- Born: Richard Stephen Ziman November 5, 1942 (age 83) Williamsport, Pennsylvania
- Education: University of Southern California (BA, JD)
- Occupations: attorney real estate investor
- Known for: co-founder of Arden Realty
- Political party: Democratic

= Richard Ziman =

American businessman

Richard Stephen Ziman (born November 5, 1942) is a prominent real estate investor, philanthropist, and Democratic party donor in Southern California.

==Early life==
Richard Ziman was born on November 5, 1942, in Williamsport, Pennsylvania, the son of Helen and Charlie Ziman. His father, Charles Ziman, was a furniture manufacturer who donated the materials to build a new synagogue in his hometown. Both his parents were Jewish. He has four siblings: brothers, Allan, Curt, Larry, and sister Phyllis. His family moved to Beverly Hills, California in 1958.

Ziman earned a J.D. at USC in 1967.

==Career==
In 1968, he started a job as an associate with the law firm Loeb & Loeb where he handled real estate including development, syndication and financing. In 1971, he made partner.

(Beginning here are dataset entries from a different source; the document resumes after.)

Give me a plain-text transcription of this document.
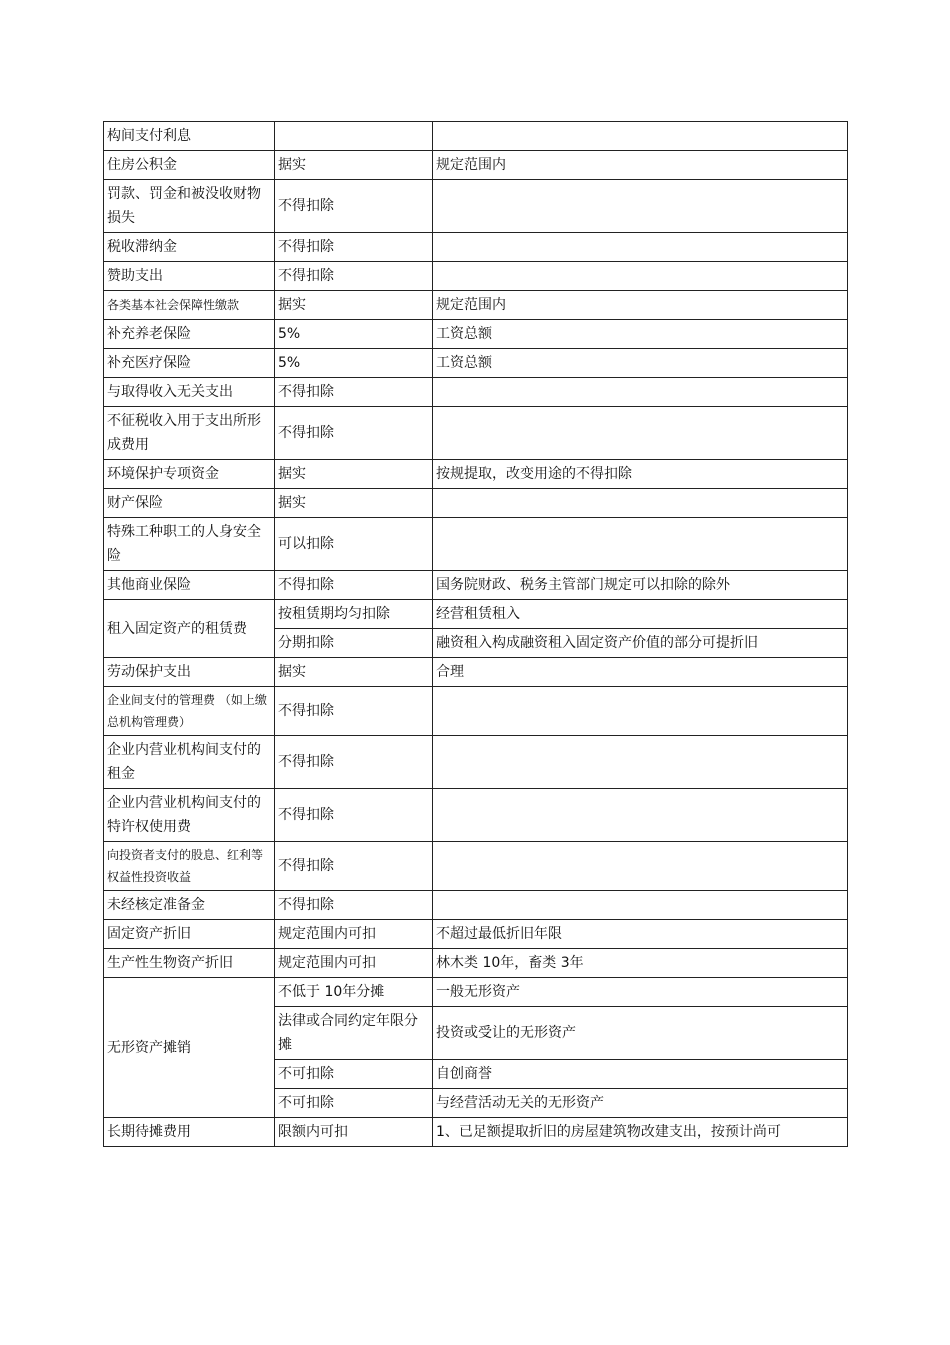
构间支付利息		
住房公积金	据实	规定范围内
罚款、罚金和被没收财物损失	不得扣除	
税收滞纳金	不得扣除	
赞助支出	不得扣除	
各类基本社会保障性缴款	据实	规定范围内
补充养老保险	5%	工资总额
补充医疗保险	5%	工资总额
与取得收入无关支出	不得扣除	
不征税收入用于支出所形成费用	不得扣除	
环境保护专项资金	据实	按规提取，改变用途的不得扣除
财产保险	据实	
特殊工种职工的人身安全险	可以扣除	
其他商业保险	不得扣除	国务院财政、税务主管部门规定可以扣除的除外
租入固定资产的租赁费	按租赁期均匀扣除	经营租赁租入
	分期扣除	融资租入构成融资租入固定资产价值的部分可提折旧
劳动保护支出	据实	合理
企业间支付的管理费 （如上缴总机构管理费）	不得扣除	
企业内营业机构间支付的租金	不得扣除	
企业内营业机构间支付的特许权使用费	不得扣除	
向投资者支付的股息、红利等权益性投资收益	不得扣除	
未经核定准备金	不得扣除	
固定资产折旧	规定范围内可扣	不超过最低折旧年限
生产性生物资产折旧	规定范围内可扣	林木类 10年，畜类 3年
无形资产摊销	不低于 10年分摊	一般无形资产
	法律或合同约定年限分摊	投资或受让的无形资产
	不可扣除	自创商誉
	不可扣除	与经营活动无关的无形资产
长期待摊费用	限额内可扣	1、已足额提取折旧的房屋建筑物改建支出，按预计尚可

In 1980, he left the firm and founded the real estate investment firm, Pacific Financial Group which purchased and redeveloped rundown buildings using non-recourse financing. By 1987, his firm had a portfolio of 5,000,000 square feet and after discovering in 1989 that 2,000,000 square feet of his portfolio contained asbestos, which was just then becoming a concern, he sold off his entire portfolio of Southern California real estate in 19 months reducing his payroll from 90 to 10 employees. The sale was timely as the market crashed in 1990. In 1991, he co-founded with Victor Coleman and Andrew Sobel the Arden Pacific Management Group - named after the street he grew up on in Beverly Hills. Arden began purchasing, at deep discounts, foreclosed commercial buildings from banks eager to exit from the burdens of property management. The firm focused on properties in good locations in Southern California with small tenants (who did not have a lot of negotiating leverage and would not have a significant impact to Arden's cash flows if they moved) and who had owners willing to provide direct financing of up to 90% of the purchase price. By 1996, Arden had a portfolio of 24 office buildings and 4,000,000 square feet. In October 1996, Arden Realty, Inc. went public on the New York Stock Exchange in a $496 million IPO organized by Lehman Brothers. Subsequent share issuances in July 1997 and February 1998 raised an additional $360 million and $710 million respectively. By 2004, Arden had 200 buildings with 19,000,000 square feet.

Ziman is a prominent Democratic Party contributor. In early 2007, he hosted a fundraiser for Joe Biden. In 2008, he raised enough money for Hillary Clinton to earn the Clinton campaign's designation 'Hillraiser'. He contributed $15,000 to a group to help Florida and Michigan seat their Democratic Party primary election delegates.